The availability of intense, ultrashort coherent radiation sources in the infrared region of the spectrum is enabling the generation of attosecond X-ray pulses via high-harmonic generation, pump–probe experiments in the ‘molecular fingerprint’ region and opening up the area of relativistic infrared nonlinear optics of plasmas. These applications would benefit from multi-millijoule single-cycle pulses in the mid- to long-wavelength infrared region. Here, we present a new scheme capable of producing tunable relativistically intense, single-cycle infrared pulses from 5 to 14 μm with a 1.7% conversion efficiency based on a photon frequency downshifting scheme that uses a tailored plasma density structure.
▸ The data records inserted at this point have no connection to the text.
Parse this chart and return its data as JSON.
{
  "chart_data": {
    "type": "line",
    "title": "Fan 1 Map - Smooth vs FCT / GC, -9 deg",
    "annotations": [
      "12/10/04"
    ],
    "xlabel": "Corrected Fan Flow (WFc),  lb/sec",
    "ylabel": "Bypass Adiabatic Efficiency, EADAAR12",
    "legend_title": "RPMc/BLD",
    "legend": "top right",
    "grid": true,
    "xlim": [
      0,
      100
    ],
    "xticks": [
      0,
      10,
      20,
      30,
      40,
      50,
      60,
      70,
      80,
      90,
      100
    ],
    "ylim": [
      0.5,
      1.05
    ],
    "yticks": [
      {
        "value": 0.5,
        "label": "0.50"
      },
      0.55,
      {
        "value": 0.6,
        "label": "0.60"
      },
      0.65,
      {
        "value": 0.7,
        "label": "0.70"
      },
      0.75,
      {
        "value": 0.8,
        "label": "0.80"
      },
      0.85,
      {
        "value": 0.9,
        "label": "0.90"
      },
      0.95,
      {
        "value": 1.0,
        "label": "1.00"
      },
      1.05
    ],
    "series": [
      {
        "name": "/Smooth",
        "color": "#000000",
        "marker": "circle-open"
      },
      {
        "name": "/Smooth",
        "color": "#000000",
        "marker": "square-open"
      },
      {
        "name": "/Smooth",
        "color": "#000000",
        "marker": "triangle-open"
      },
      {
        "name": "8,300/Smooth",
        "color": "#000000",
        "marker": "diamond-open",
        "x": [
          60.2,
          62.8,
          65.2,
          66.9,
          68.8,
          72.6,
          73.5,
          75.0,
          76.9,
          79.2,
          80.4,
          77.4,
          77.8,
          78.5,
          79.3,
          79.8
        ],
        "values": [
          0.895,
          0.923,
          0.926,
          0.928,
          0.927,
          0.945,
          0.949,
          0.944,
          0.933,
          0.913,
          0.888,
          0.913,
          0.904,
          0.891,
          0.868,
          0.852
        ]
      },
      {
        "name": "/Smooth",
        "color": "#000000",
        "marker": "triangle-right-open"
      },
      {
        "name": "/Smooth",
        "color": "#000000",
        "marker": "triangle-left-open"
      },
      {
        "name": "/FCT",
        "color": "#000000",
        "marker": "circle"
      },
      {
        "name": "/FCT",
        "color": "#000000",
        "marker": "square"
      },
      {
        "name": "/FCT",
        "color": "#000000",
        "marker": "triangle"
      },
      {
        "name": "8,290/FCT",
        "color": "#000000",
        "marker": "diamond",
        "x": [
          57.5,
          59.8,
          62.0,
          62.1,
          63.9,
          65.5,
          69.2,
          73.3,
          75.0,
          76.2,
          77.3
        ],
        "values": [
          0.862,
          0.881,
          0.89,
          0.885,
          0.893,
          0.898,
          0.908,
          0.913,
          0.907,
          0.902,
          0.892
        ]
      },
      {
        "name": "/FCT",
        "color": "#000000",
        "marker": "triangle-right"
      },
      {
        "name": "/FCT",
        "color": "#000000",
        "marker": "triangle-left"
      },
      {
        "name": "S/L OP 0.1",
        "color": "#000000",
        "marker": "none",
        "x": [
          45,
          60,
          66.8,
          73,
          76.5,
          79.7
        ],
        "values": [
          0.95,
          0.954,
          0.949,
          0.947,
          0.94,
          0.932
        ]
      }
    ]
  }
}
The carrier-envelope phase of the long-wavelength infrared pulse is locked to that of the drive laser to within a few per cent. Such a versatile tunable infrared source may meet the demands of many cutting-edge applications in strong-field physics and greatly promote their development.

在光谱的红外区域中可以使用强的，超短的相干辐射源，这可以通过高谐波生成，“分子指纹”区域中的泵浦探针实验以及开放的相对论区域来生成亚秒级X射线脉冲。等离子体的红外非线性光学。这些应用将受益于中长波长红外区域中的多毫焦耳单周期脉冲。在这里，我们提出了一种新方案，该方案能够基于使用定制的等离子体密度结构的光子频率下移方案，产生5到14μm的可调谐的相对论性强，单周期红外脉冲，转换效率为1.7％。长波长红外脉冲的载波包络相位与驱动激光器的载波包络相位锁定在百分之几以内。